Si deve aspetttare nuovamente Kusama con Infinity-Nets (OPQR) per registare una performance degna di nota: 1.4 milioni di hammer price, contro una stima massima di 1 milione. Poco da dire sulla Superficie Rigata di Enrico Castellani che fatica a centrare le aspettative e così fa linea di Manzoni al lotto successivo. Va bene,  invece, Jannis Kounellis il cui Untitled del 1960 strappa la terza aggiudicazione di sempre per l’artista: 950.000 £.

 

LOTTO 33 – DAVID HOCKNEY, Still Life (Flowers), 1966. Acrylic on canvas, 61 x 91.4 cm.

L’asta si avvia verso la fine ma il ritmo sembra non cambiare fin a quando non è Still Life (Flowers) di David Hockney a prendere la scena. L’acrilico, realizzato nel 1966, è proposto con una stima in catalogo di 500-700.000 £ e proviene da una importante collezione giapponese dove è stato custodito per oltre 30 anni. Le offerte salgono rapidamente e alla fine l’opera è venduta ad un prezzo di martello di 1.1 milioni.
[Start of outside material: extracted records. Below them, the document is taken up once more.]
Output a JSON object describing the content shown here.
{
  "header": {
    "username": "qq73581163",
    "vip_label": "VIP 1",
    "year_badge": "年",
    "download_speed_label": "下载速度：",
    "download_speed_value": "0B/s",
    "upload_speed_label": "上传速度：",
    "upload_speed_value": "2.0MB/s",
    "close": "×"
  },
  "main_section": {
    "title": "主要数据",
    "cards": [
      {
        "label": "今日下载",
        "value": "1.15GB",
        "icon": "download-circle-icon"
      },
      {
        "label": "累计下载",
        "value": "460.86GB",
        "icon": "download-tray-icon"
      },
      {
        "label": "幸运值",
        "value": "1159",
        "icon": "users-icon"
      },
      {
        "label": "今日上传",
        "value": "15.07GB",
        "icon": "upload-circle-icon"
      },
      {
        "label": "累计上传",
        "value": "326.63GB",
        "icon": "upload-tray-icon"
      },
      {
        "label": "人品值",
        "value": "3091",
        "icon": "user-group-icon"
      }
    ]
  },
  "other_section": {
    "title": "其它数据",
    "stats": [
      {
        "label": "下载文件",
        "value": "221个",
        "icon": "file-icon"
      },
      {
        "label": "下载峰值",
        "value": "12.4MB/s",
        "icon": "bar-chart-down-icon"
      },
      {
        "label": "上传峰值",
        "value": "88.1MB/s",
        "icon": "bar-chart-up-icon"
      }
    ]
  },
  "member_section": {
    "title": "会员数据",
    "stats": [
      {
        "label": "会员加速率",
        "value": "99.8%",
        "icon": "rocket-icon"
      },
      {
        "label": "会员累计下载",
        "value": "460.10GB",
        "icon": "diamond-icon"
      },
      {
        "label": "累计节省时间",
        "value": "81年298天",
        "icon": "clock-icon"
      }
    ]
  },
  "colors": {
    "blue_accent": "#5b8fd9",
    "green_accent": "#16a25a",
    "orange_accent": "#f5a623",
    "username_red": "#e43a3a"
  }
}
Da questo momento in poi, succede poco e tutto scorre serenamente verso la fine con l’asta che si chiude con un totale, buyer’s premium incluso, di 64.561.000. Un risultato ben al di sopra dei 45.7 milioni dell’aspettativa iniziale e più alto anche dell’edizione dell’ottobre scorso di questa stessa asta che si chiuse con un totale di 54.6 milioni di sterline. Anche Londra sembra dunque confermare l’ottimo stato di salute del mercato internazionale delle aste.